On October 14, the Center for American Progress published a disconcerting report on the oil industry’s influence over our universities. Titled “Big Oil Goes to College”, the report analyzes 10 research collaboration contracts between major oil companies and universities. Author Jennifer Washburn highlights the following:
- In nine of the 10 energy-research agreements we analyzed, the university partners failed to retain majority academic control over the central governing body charged with directing the university-industry alliance. Four of the 10 alliances actually give the industry sponsors full governance control.
- Eight of the 10 agreements permit the corporate sponsor or sponsors to fully control both the evaluation and selection of faculty research proposals in each new grant cycle.
- None of the 10 agreements requires faculty research proposals to be evaluated and awarded funding based on independent expert peer review, the traditional method for awarding academic and scientific research grants fairly and impartially based on scientific merit.
- Eight of the 10 alliance agreements fail to specify transparently, in advance, how faculty may apply for alliance funding, and what the specific evaluation and selection criteria will be.
- Nine of the 10 agreements call for no specific management of financial conflicts of interest related to the alliance and its research functions. None of these agreements, for example, specifies that committee members charged with evaluating and selecting faculty research proposals must be impartial, and may not award corporate funding to themselves. (See summary of main findings for details, pages 52-59, and the Appendices beginning on page 75.)
…According to some estimates, because of the federal government’s growing preference for allocating federal R&D funds through corporate matching grants and other cost-sharing and cooperative-research arrangements, private industry now directly influences anywhere from 20 percent to 25 percent of university research funding overall. In this way, a significant share of U.S. taxpayer funding that starts out as “public” funding is effectively turned “private” by the time it reaches the university investigators in their academic labs.

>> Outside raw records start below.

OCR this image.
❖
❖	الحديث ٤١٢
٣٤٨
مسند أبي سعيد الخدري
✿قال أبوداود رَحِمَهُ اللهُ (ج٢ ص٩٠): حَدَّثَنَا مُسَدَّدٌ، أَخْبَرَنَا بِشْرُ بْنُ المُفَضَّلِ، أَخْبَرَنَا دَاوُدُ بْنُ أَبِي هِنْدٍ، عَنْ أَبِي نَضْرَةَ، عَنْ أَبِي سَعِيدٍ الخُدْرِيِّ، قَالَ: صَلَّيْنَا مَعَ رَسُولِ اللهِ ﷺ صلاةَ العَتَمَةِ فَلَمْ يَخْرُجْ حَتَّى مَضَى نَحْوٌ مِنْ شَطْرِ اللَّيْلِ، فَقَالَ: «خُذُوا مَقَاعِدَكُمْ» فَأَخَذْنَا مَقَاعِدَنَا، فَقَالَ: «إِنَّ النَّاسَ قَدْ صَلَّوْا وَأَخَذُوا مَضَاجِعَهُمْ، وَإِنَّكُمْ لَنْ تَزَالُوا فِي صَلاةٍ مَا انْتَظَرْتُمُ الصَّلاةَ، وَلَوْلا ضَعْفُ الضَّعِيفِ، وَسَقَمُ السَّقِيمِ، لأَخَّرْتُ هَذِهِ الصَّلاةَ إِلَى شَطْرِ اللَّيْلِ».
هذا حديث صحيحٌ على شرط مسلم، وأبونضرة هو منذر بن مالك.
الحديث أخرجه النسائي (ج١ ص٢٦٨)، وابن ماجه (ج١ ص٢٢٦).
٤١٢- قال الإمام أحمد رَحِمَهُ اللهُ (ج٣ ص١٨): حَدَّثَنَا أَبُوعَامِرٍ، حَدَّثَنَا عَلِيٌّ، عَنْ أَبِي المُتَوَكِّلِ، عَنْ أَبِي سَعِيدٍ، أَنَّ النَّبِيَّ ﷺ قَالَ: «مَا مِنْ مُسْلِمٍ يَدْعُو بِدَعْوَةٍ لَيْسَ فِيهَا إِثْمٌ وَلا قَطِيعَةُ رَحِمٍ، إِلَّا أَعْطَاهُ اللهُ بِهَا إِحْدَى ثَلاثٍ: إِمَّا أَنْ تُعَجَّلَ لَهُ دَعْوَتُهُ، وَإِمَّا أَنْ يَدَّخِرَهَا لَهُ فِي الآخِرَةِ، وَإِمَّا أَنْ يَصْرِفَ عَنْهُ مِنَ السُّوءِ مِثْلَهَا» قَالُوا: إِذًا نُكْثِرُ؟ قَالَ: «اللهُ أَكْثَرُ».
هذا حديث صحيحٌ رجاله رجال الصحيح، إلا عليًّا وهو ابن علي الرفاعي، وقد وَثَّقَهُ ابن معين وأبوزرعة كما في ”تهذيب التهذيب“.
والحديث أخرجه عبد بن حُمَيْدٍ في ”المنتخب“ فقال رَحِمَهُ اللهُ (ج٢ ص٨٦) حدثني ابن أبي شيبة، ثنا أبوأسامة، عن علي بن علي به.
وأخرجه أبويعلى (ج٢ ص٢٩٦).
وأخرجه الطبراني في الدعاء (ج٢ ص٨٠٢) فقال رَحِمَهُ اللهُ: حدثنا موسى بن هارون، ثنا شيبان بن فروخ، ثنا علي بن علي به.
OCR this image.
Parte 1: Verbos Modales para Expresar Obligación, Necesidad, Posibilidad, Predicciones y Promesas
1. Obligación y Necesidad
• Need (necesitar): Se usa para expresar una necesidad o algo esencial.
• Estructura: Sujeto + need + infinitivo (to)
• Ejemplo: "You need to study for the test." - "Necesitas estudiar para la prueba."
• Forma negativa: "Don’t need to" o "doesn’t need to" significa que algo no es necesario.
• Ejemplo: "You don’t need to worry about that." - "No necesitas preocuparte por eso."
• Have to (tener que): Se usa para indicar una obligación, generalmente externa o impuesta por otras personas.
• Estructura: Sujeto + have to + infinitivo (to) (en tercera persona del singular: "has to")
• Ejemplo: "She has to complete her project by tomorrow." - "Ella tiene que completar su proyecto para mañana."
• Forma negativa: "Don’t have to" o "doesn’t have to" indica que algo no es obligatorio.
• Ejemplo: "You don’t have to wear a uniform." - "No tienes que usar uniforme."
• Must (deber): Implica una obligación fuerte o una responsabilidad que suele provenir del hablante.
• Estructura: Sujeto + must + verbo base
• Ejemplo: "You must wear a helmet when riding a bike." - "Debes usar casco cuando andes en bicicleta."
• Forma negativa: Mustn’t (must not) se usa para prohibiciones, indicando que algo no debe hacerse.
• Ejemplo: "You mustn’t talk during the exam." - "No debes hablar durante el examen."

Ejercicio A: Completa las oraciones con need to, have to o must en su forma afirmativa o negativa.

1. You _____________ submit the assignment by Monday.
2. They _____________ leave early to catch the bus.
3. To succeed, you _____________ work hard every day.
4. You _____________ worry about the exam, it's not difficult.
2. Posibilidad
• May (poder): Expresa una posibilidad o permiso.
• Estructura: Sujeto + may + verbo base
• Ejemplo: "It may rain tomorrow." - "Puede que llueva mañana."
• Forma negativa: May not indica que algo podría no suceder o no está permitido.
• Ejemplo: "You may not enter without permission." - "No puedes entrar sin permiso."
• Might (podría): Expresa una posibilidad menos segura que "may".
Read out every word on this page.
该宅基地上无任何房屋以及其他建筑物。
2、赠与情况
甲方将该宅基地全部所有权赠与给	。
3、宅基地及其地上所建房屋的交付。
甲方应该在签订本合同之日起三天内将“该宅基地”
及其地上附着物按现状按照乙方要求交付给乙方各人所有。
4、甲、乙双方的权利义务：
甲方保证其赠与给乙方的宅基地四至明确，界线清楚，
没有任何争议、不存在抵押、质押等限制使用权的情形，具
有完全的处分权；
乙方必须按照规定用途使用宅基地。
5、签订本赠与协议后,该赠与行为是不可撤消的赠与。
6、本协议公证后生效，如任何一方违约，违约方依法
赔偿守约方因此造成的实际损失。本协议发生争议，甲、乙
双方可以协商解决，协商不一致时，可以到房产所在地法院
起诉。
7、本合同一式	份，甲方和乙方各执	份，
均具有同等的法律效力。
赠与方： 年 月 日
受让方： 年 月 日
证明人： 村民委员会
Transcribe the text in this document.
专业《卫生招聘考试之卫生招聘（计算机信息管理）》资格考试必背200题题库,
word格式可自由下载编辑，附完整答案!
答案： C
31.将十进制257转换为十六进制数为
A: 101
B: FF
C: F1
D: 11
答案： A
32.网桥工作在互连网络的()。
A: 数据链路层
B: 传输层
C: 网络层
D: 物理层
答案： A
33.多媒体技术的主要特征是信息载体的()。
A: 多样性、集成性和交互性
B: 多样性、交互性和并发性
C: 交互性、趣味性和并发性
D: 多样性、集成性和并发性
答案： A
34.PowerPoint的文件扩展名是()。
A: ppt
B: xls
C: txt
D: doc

On a related note, Washburn writes, “From 1993 to 2006, U.S. government spending on all energy-related R&D (in real dollars) averag[ed] $3.6 billion per year…. This is 60 percent less than the $9 billion the U.S. government spent on energy R&D [in a single year] in 1979. In contrast, a 2006 UC Davis study estimated that the cost to American taxpayers of defending U.S. oil and related economic interests in the Persian Gulf ranged in the tens of billions of dollars annually. Economist Joseph Stiglitz conservatively estimated that in addition to the blood spilled, the cost of the Iraq War would exceed $3 trillion.